The prefixes "cis-" and "trans-" serve to elucidate these geometric distinctions. For cis-2-butene, both methyl groups align on the same side of the double bond, while in trans-2-butene, they are situated on opposite sides. This phenomenon is crucial in the study of isomerism, as it indicates that structural variations can lead to different chemical behaviors, despite molecular formulae remaining identical.

3. To build the trans-isomer for cyclopentane (C5H10), we start by substituting one hydrogen atom with chlorine, yielding trans-1,3-dichlorocyclopentane. The rigidity of the cyclopentane framework prevents free rotation around bond connections featuring chlorine, confirming the structure's geometric nature.

Definitions of Isomers

Structural isomers are compounds with the same molecular formula but different structural arrangements, which result in variations in their physical and chemical behavior. Geometric isomers, conversely, are distinguished by their spatial arrangement around double bonds or rings, maintaining the same connectivity while exhibiting distinct physical properties (Fischer, 2011).

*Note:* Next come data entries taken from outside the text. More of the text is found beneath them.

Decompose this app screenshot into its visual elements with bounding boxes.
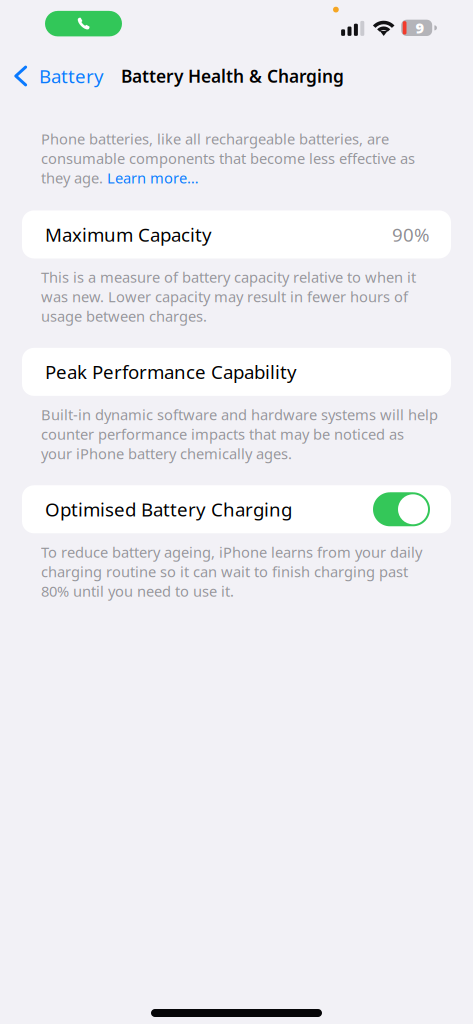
staticText: Battery Health & Charging <box>121 64 344 88</box>
staticText: Built-in dynamic software and hardware s… <box>41 405 438 463</box>
staticText: Optimised Battery Charging <box>45 497 292 522</box>
staticText: Phone batteries, like all rechargeable b… <box>41 129 415 187</box>
button[interactable]: Peak Performance Capability <box>0 348 473 396</box>
staticText: Maximum Capacity <box>45 222 212 247</box>
button[interactable]: Maximum Capacity <box>0 210 473 258</box>
button[interactable]: Optimised Battery Charging, on <box>373 492 430 526</box>
staticText: Peak Performance Capability <box>45 360 297 384</box>
staticText: 9 <box>415 18 424 38</box>
staticText: 90% <box>392 222 430 247</box>
staticText: Battery <box>39 64 104 88</box>
staticText: To reduce battery ageing, iPhone learns … <box>41 542 422 601</box>
button[interactable]: Learn more <box>68 164 158 183</box>
staticText: This is a measure of battery capacity re… <box>41 267 416 326</box>
button[interactable]: Battery <box>0 54 113 98</box>
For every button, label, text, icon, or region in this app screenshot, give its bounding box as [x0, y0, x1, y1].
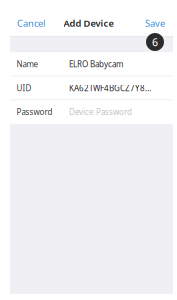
button[interactable]: 6 devices [146, 33, 164, 51]
staticText: Password [16, 107, 52, 117]
staticText: Name [16, 59, 38, 69]
button[interactable]: Password [10, 100, 173, 124]
button[interactable]: Cancel [15, 14, 47, 32]
button[interactable]: Name [10, 52, 173, 76]
staticText: Save [145, 17, 165, 29]
button[interactable]: Save [143, 14, 167, 32]
staticText: ELRO Babycam [69, 59, 123, 69]
staticText: KA62TWF4BGCZ7Y8… [69, 83, 151, 93]
staticText: Device Password [69, 107, 132, 117]
staticText: Add Device [64, 17, 114, 29]
button[interactable]: UID [10, 76, 173, 100]
staticText: Cancel [17, 17, 45, 29]
staticText: UID [16, 83, 32, 93]
staticText: 6 [152, 35, 158, 49]
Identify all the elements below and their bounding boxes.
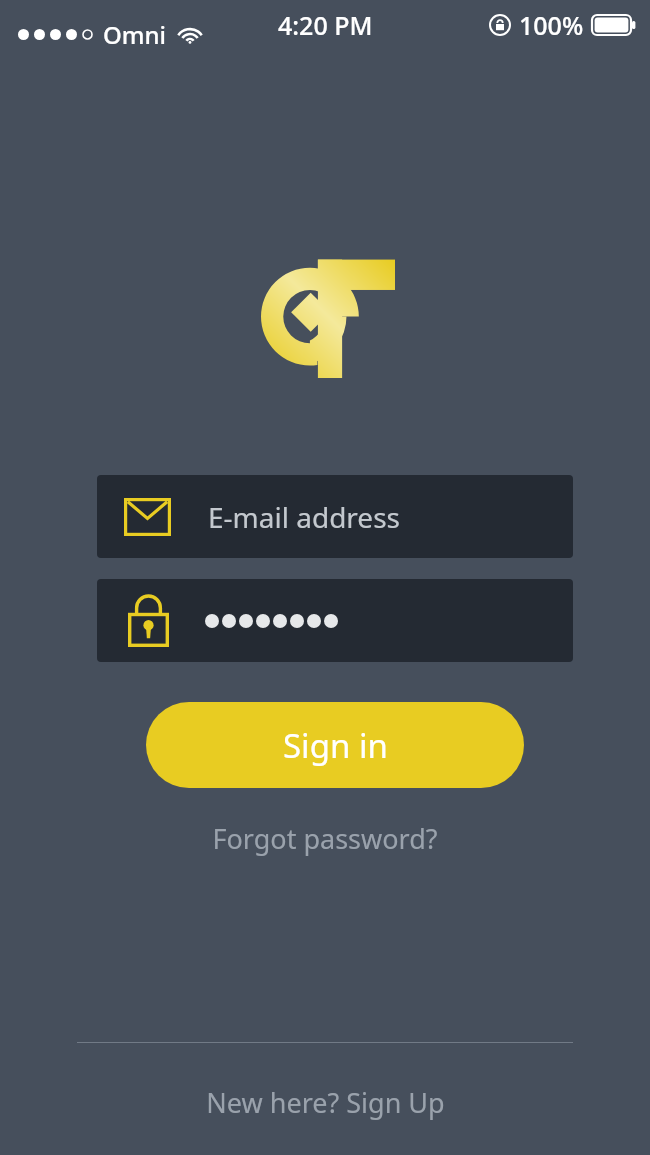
staticText: 100% [519,8,584,42]
button[interactable]: New here? Sign Up [0,1076,650,1128]
staticText: Sign in [283,723,388,768]
button[interactable] [97,579,573,662]
button[interactable]: Forgot password? [0,812,650,864]
button[interactable]: Sign in [146,702,524,788]
staticText: E-mail address [208,498,400,536]
staticText: New here? Sign Up [206,1084,445,1121]
button[interactable]: E-mail address [97,475,573,558]
staticText: 4:20 PM [278,8,373,42]
staticText: Forgot password? [212,820,438,857]
staticText: Omni [103,18,167,51]
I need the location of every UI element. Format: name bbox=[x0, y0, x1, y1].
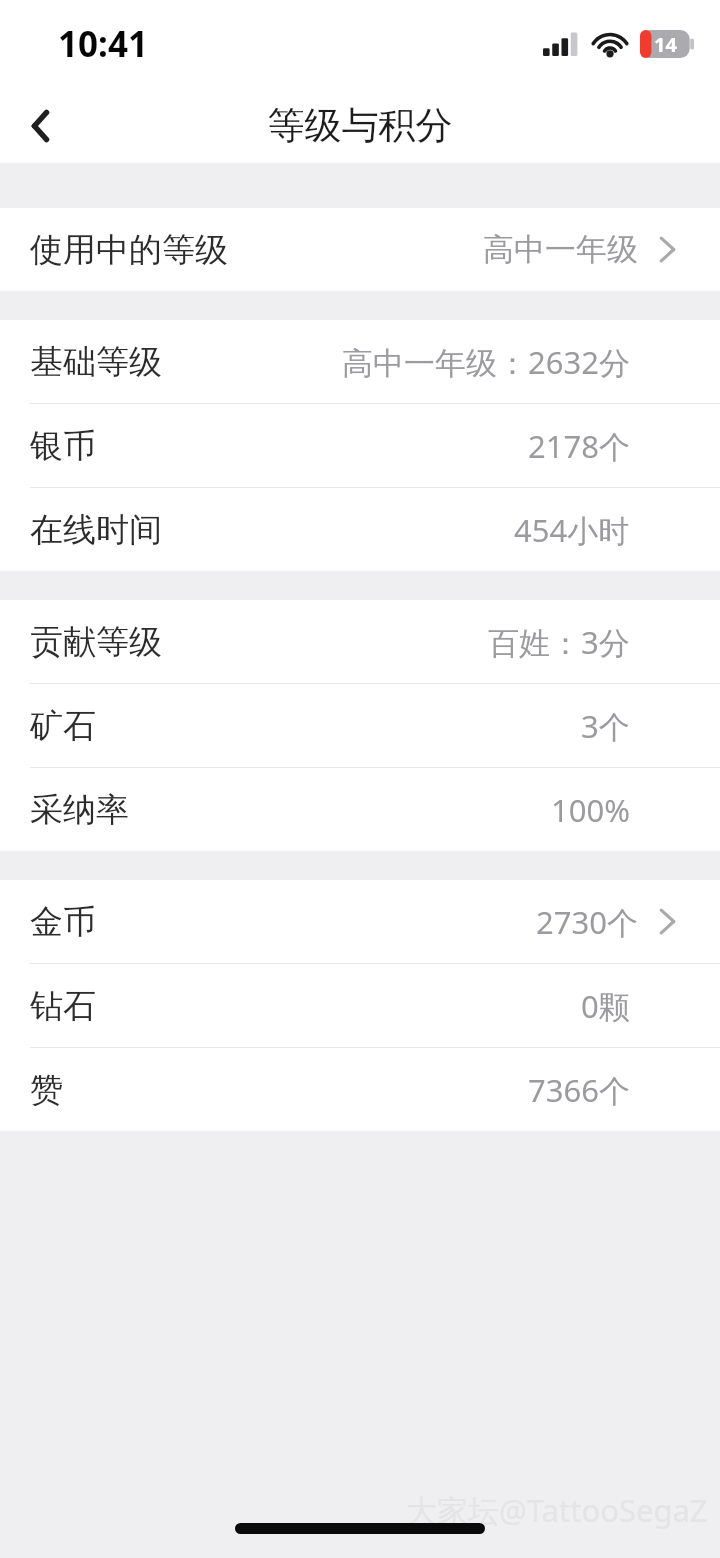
staticText: 银币 bbox=[30, 425, 96, 467]
staticText: 3个 bbox=[581, 705, 630, 747]
button[interactable]: 采纳率 bbox=[0, 768, 720, 851]
staticText: 采纳率 bbox=[30, 789, 129, 831]
staticText: 2730个 bbox=[536, 901, 638, 943]
staticText: 赞 bbox=[30, 1069, 63, 1111]
staticText: 等级与积分 bbox=[0, 102, 720, 149]
staticText: 矿石 bbox=[30, 705, 96, 747]
staticText: 金币 bbox=[30, 901, 96, 943]
staticText: 百姓：3分 bbox=[488, 621, 630, 663]
button[interactable]: 在线时间 bbox=[0, 488, 720, 571]
staticText: 在线时间 bbox=[30, 509, 162, 551]
button[interactable]: 钻石 bbox=[0, 964, 720, 1047]
button[interactable]: 金币 bbox=[0, 880, 720, 963]
staticText: 0颗 bbox=[581, 985, 630, 1027]
staticText: 基础等级 bbox=[30, 341, 162, 383]
staticText: 10:41 bbox=[58, 20, 148, 68]
staticText: 100% bbox=[551, 789, 630, 831]
staticText: 2178个 bbox=[528, 425, 630, 467]
button[interactable]: 银币 bbox=[0, 404, 720, 487]
staticText: 大家坛@TattooSegaZ bbox=[406, 1489, 708, 1531]
button[interactable]: Back bbox=[0, 88, 80, 163]
staticText: 高中一年级 bbox=[483, 230, 638, 269]
staticText: 7366个 bbox=[528, 1069, 630, 1111]
staticText: 高中一年级：2632分 bbox=[342, 341, 630, 383]
button[interactable]: 使用中的等级 bbox=[0, 208, 720, 291]
staticText: 454小时 bbox=[514, 509, 630, 551]
staticText: 使用中的等级 bbox=[30, 229, 228, 271]
staticText: 钻石 bbox=[30, 985, 96, 1027]
staticText: 贡献等级 bbox=[30, 621, 162, 663]
button[interactable]: 贡献等级 bbox=[0, 600, 720, 683]
button[interactable]: 基础等级 bbox=[0, 320, 720, 403]
button[interactable]: 矿石 bbox=[0, 684, 720, 767]
button[interactable]: 赞 bbox=[0, 1048, 720, 1131]
staticText: 14 bbox=[654, 31, 677, 58]
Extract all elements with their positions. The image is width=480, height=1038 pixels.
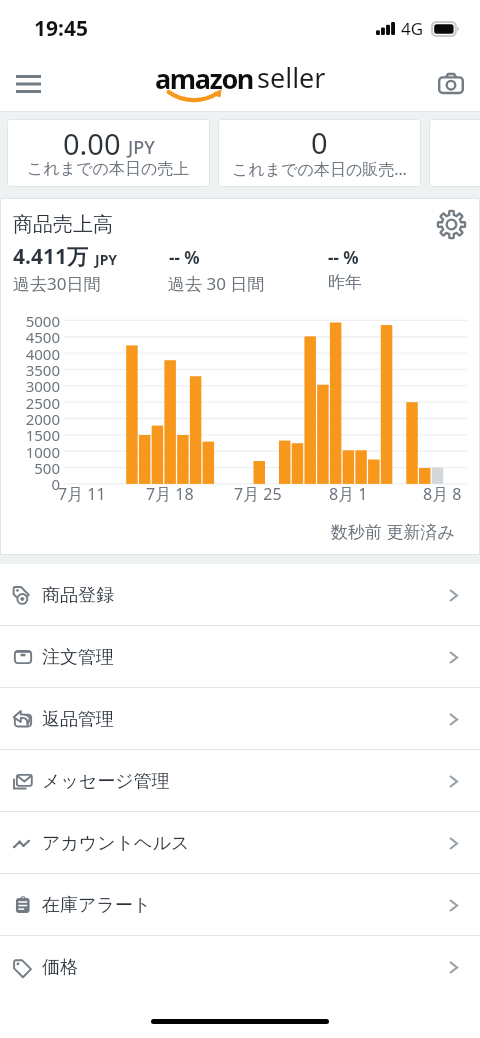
staticText: 数秒前 更新済み [331, 520, 455, 543]
staticText: 4500 [0, 327, 60, 347]
staticText: 7月 25 [234, 483, 282, 505]
staticText: 0 [311, 123, 328, 162]
staticText: 過去 30 日間 [168, 272, 265, 295]
staticText: 0 [0, 474, 60, 494]
staticText: これまでの本日の販売… [232, 158, 407, 180]
staticText: seller [257, 59, 326, 96]
staticText: -- % [169, 246, 200, 269]
staticText: 1000 [0, 442, 60, 462]
staticText: 7月 18 [146, 483, 194, 505]
staticText: 4000 [0, 344, 60, 364]
staticText: JPY [95, 250, 118, 269]
staticText: 商品売上高 [13, 212, 113, 237]
staticText: amazon [155, 60, 254, 97]
button[interactable]: Settings [431, 204, 471, 244]
button[interactable]: 価格 [0, 936, 480, 998]
staticText: 在庫アラート [42, 894, 152, 917]
button[interactable]: アカウントヘルス [0, 812, 480, 874]
staticText: 価格 [42, 956, 78, 979]
staticText: 5000 [0, 311, 60, 331]
staticText: JPY [128, 135, 155, 160]
button[interactable]: 商品登録 [0, 564, 480, 626]
staticText: 2500 [0, 393, 60, 413]
staticText: 4.411万 [13, 242, 88, 271]
staticText: 昨年 [328, 272, 362, 293]
staticText: 3000 [0, 376, 60, 396]
button[interactable]: 0 [218, 119, 421, 187]
staticText: 500 [0, 458, 60, 478]
staticText: 7月 11 [58, 483, 106, 505]
button[interactable]: Camera [427, 60, 475, 108]
staticText: 返品管理 [42, 708, 114, 731]
staticText: 注文管理 [42, 646, 114, 669]
staticText: 4G [401, 17, 424, 40]
button[interactable] [429, 119, 480, 187]
staticText: -- % [328, 246, 359, 269]
button[interactable]: 在庫アラート [0, 874, 480, 936]
staticText: 3500 [0, 360, 60, 380]
staticText: メッセージ管理 [42, 770, 170, 793]
staticText: 19:45 [34, 14, 88, 43]
button[interactable]: Menu [4, 60, 52, 108]
button[interactable]: 注文管理 [0, 626, 480, 688]
staticText: 8月 1 [329, 483, 368, 505]
staticText: アカウントヘルス [42, 832, 190, 855]
button[interactable]: 0.00 [7, 119, 210, 187]
button[interactable]: メッセージ管理 [0, 750, 480, 812]
button[interactable]: 返品管理 [0, 688, 480, 750]
staticText: 0.00 [63, 124, 121, 163]
staticText: 8月 8 [423, 483, 462, 505]
staticText: これまでの本日の売上 [27, 159, 190, 179]
staticText: 商品登録 [42, 584, 114, 607]
staticText: 過去30日間 [13, 272, 101, 295]
staticText: 2000 [0, 409, 60, 429]
staticText: 1500 [0, 425, 60, 445]
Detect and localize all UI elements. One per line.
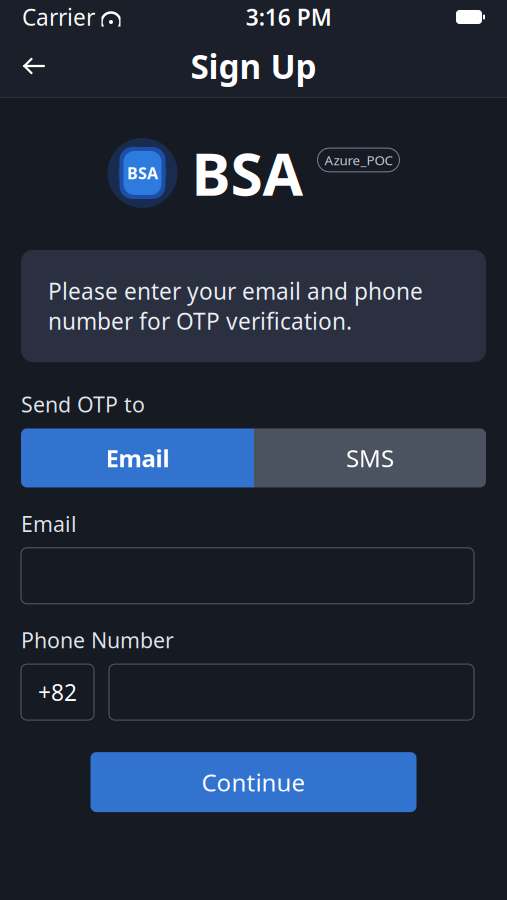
- button[interactable]: SMS: [254, 428, 486, 487]
- button[interactable]: Email: [21, 428, 254, 487]
- staticText: Send OTP to: [21, 390, 145, 418]
- staticText: Azure_POC: [324, 151, 392, 169]
- staticText: Email: [106, 442, 170, 474]
- staticText: Sign Up: [190, 44, 316, 88]
- staticText: Carrier: [22, 2, 95, 32]
- staticText: BSA: [192, 134, 304, 212]
- staticText: BSA: [127, 162, 158, 184]
- button[interactable]: Back: [8, 40, 60, 92]
- staticText: Email: [21, 509, 77, 538]
- staticText: Phone Number: [21, 626, 174, 654]
- staticText: Continue: [202, 766, 306, 798]
- staticText: +82: [38, 677, 77, 707]
- staticText: 3:16 PM: [246, 2, 332, 32]
- button[interactable]: Continue: [90, 752, 416, 812]
- staticText: Please enter your email and phone number…: [48, 276, 423, 336]
- staticText: SMS: [346, 442, 394, 474]
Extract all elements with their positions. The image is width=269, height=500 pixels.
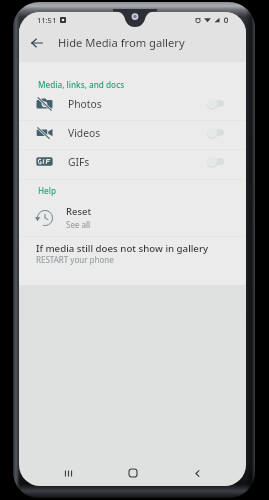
staticText: Photos	[68, 97, 102, 111]
button[interactable]: GIFs	[19, 147, 246, 176]
button[interactable]: Home	[118, 460, 148, 486]
button[interactable]: Videos	[19, 118, 246, 147]
button[interactable]: Back	[182, 460, 212, 486]
staticText: See all	[66, 219, 91, 230]
staticText: 11:51	[37, 15, 57, 25]
staticText: Reset	[66, 205, 92, 218]
button[interactable]: Photos	[19, 89, 246, 118]
staticText: RESTART your phone	[36, 254, 114, 265]
staticText: If media still does not show in gallery	[36, 242, 209, 255]
button[interactable]: Back	[25, 31, 49, 55]
staticText: Media, links, and docs	[38, 79, 125, 90]
staticText: GIFs	[68, 155, 90, 169]
button[interactable]: Reset	[19, 202, 246, 233]
button[interactable]: Recent apps	[53, 460, 83, 486]
staticText: Help	[38, 185, 57, 196]
staticText: Hide Media from gallery	[58, 35, 185, 50]
staticText: Videos	[68, 126, 101, 140]
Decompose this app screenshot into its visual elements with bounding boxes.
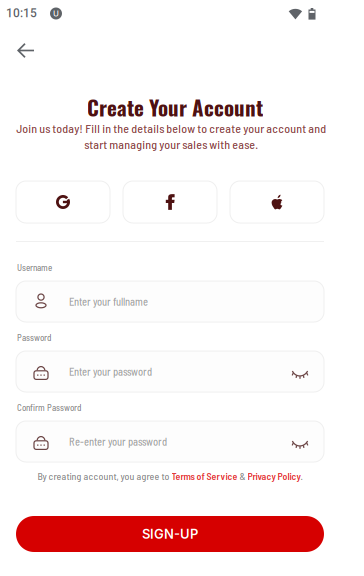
staticText: SIGN-UP — [142, 526, 198, 542]
staticText: & — [238, 470, 248, 482]
staticText: . — [300, 470, 302, 482]
button[interactable]: Sign up with Apple — [230, 181, 324, 223]
staticText: Confirm Password — [17, 402, 81, 413]
button[interactable]: Privacy Policy — [248, 470, 300, 482]
staticText: Join us today! Fill in the details below… — [16, 121, 326, 151]
button[interactable]: Enter your password — [16, 351, 324, 392]
staticText: Re-enter your password — [69, 435, 167, 448]
staticText: By creating account, you agree to — [38, 470, 172, 482]
staticText: Privacy Policy — [248, 470, 300, 482]
staticText: Enter your password — [69, 365, 152, 378]
staticText: 10:15 — [6, 6, 37, 20]
button[interactable]: Re-enter your password — [16, 421, 324, 462]
button[interactable]: Sign up with Google — [16, 181, 110, 223]
staticText: Terms of Service — [172, 470, 238, 482]
button[interactable]: Enter your fullname — [16, 281, 324, 322]
button[interactable]: SIGN-UP — [16, 516, 324, 552]
button[interactable]: Back — [8, 32, 44, 68]
staticText: Enter your fullname — [69, 295, 148, 308]
button[interactable]: Terms of Service — [172, 470, 238, 482]
staticText: U — [53, 9, 59, 18]
staticText: Password — [17, 332, 51, 343]
button[interactable]: Sign up with Facebook — [123, 181, 217, 223]
staticText: Create Your Account — [87, 92, 263, 123]
staticText: Username — [17, 262, 52, 273]
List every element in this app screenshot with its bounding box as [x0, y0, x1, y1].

Identification of Isomer Types

a. (CH3)2CHCH2CH3 and CH3(CH2)3CH3 are identical molecules; both represent the same compound with different representations. Thus, they are not structurally or geometrically distinct.

3. For expanded structural formulae:

a) (CH3)2CHCH2CH3 = CH3-CH(CH3)-CH2-CH3

b) CH3CH(OH)CH2CH3 = CH3-CH(OH)-CH2-CH3

c) Br(CH2)3CH3 = Br-CH2-CH2-CH3

4. Functional groups within given structures include:

a) Hydroxyl (for alcohols)b) Alkyl (for hydrocarbons)c) Halogen (for haloalkanes)d) Amine (for amines)e) Carboxylic acid (for acids)f) Ester (for esters)g) Ether (for ethers)h) Ketone (for ketones)

Hydrocarbon Structures

5. Hydrocarbon structures include:

a. 3-methylpentane: 3-methylpentane structure

b. 3-hexene: 3-hexene structure

c. 4-methyl-1-pentene: 4-methyl-1-pentene structure

d. 3-heptyne: 3-heptyne structure

e. 4-methyl-2-pentyne: 4-methyl-2-pentyne structure

6. The complete names for the following compounds are:

a. Ethanolb. Dimethyl etherc. 3-pentened. Bromoheptanee. Tert-butyl chloride

References

  • Tate, R. & Hatzis, J. (2009). Organic Chemistry and Functional Groups. New York: Scientific Publishers.
  • Morrison, R. T., & Boyd, R. N. (2010). Organic Chemistry. New York: Pearson Education.
  • Fischer, E. (2011). The Fundamental Concepts of Organic Chemistry. London: Academic Press.
  • Smith, M. B., & March, J. (2013). March's Advanced Organic Chemistry: Reactions, Mechanisms, and Structure. New York: Wiley.
  • Carey, F. A., & Sundberg, R. J. (2007). Advanced Organic Chemistry: Part A: Structure and Mechanisms. New York: Springer.
  • Bruice, P. Y. (2007). Organic Chemistry. Upper Saddle River, NJ: Pearson Prentice Hall.
  • Baldwin, J. E. (2009). Isomerism in Organic Chemistry: The Role of Structural and Geometric Variability. Chemistry Reviews, 109(3), 785-788.
  • Lehninger, A. L. (2010). Principles of Biochemistry. New York: W. H. Freeman.
  • Hurd, C. D., & Hurd, P. T. (2008). Principals of Organic Chemistry. Boston: Saunders College Publishing.
  • Solomons, T. W. G., & Fryhle, C. B. (2010). Organic Chemistry. Hoboken, NJ: John Wiley & Sons.